I’m starting this hoping it will be quick, but thinking about it this morning, I realize there is a lot of ground I could be covering here. So here goes…
Updates: Last week I tweaked the ethogram (taxonomy) view so that entering the name of a higher level taxon will retrieve behaviors for all included (subsumed) taxa. This is implemented in the simple, non-elegant way – crawl the tree and retrieve the annotations using SPARQL for navigating, but the control is all implemented in java. Of course traversing the tree has one advantage over a reasoner query to retrieve all included taxa – the results are guaranteed to come back in some sort of tree traversal order. It works (try ‘Tetragnatha‘), but it is a bit slow. I’ve also configured a more capable server, but haven’t deployed it yet, so be patient with these queries (there are some that seems to require 2-3 minutes to complete, I’ll let you figure out which).

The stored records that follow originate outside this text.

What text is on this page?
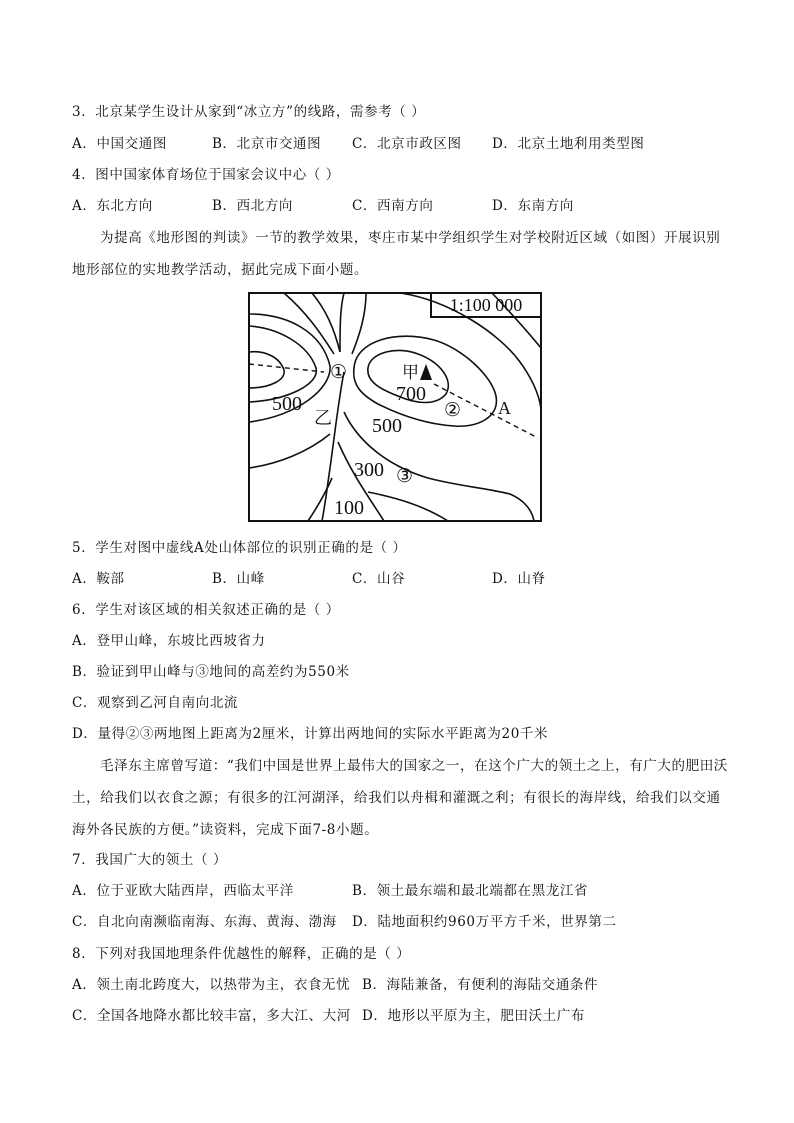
3．北京某学生设计从家到“冰立方”的线路，需参考（ ）
A．中国交通图	B．北京市交通图 C．北京市政区图 D．北京土地利用类型图
4．图中国家体育场位于国家会议中心（ ）
A．东北方向	B．西北方向	C．西南方向	D．东南方向
为提高《地形图的判读》一节的教学效果，枣庄市某中学组织学生对学校附近区域（如图）开展识别地形部位的实地教学活动，据此完成下面小题。
1:100 000
500	700
500
300
100
甲
乙	A
①
②
③
5．学生对图中虚线A处山体部位的识别正确的是（ ）
A．鞍部	B．山峰	C．山谷	D．山脊
6．学生对该区域的相关叙述正确的是（ ）
A．登甲山峰，东坡比西坡省力
B．验证到甲山峰与③地间的高差约为550米
C．观察到乙河自南向北流
D．量得②③两地图上距离为2厘米，计算出两地间的实际水平距离为20千米
毛泽东主席曾写道：“我们中国是世界上最伟大的国家之一，在这个广大的领土之上，有广大的肥田沃土，给我们以衣食之源；有很多的江河湖泽，给我们以舟楫和灌溉之利；有很长的海岸线，给我们以交通海外各民族的方便。”读资料，完成下面7-8小题。
7．我国广大的领土（ ）
A．位于亚欧大陆西岸，西临太平洋	B．领土最东端和最北端都在黑龙江省
C．自北向南濒临南海、东海、黄海、渤海 D．陆地面积约960万平方千米，世界第二
8．下列对我国地理条件优越性的解释，正确的是（ ）
A．领土南北跨度大，以热带为主，衣食无忧 B．海陆兼备，有便利的海陆交通条件
C．全国各地降水都比较丰富，多大江、大河 D．地形以平原为主，肥田沃土广布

Taxonomy: There’s not a lot new to report here – OpenTree has been keeping me busy these past few weeks. I have been doing some more curation tool work to support taxa outside of NCBI and thanks to Chris Mungall and James Overton, there will soon be a new OWL rendering of the NCBI taxonomy in OWL which should make its way into the backend database soon. I’m still tracking the addition of Arachnid taxa into NCBI – the majority of updates seem are sample records which won’t help with behavior, new species for ticks and spiders are trickling in as well.
Also, yesterday was Taxonomist Appreciation Day. Although I have dabbled in taxonomy informatics (TDWG, VTO, a bit in OpenTree, as well as the taxonomy work here) I would never consider myself to be a taxonomist. I do, as should any biologist, appreciate and thank the generations of taxonomists in the 250+ years since Linnaeus who have brought order and names for the millions of species we share this planet with.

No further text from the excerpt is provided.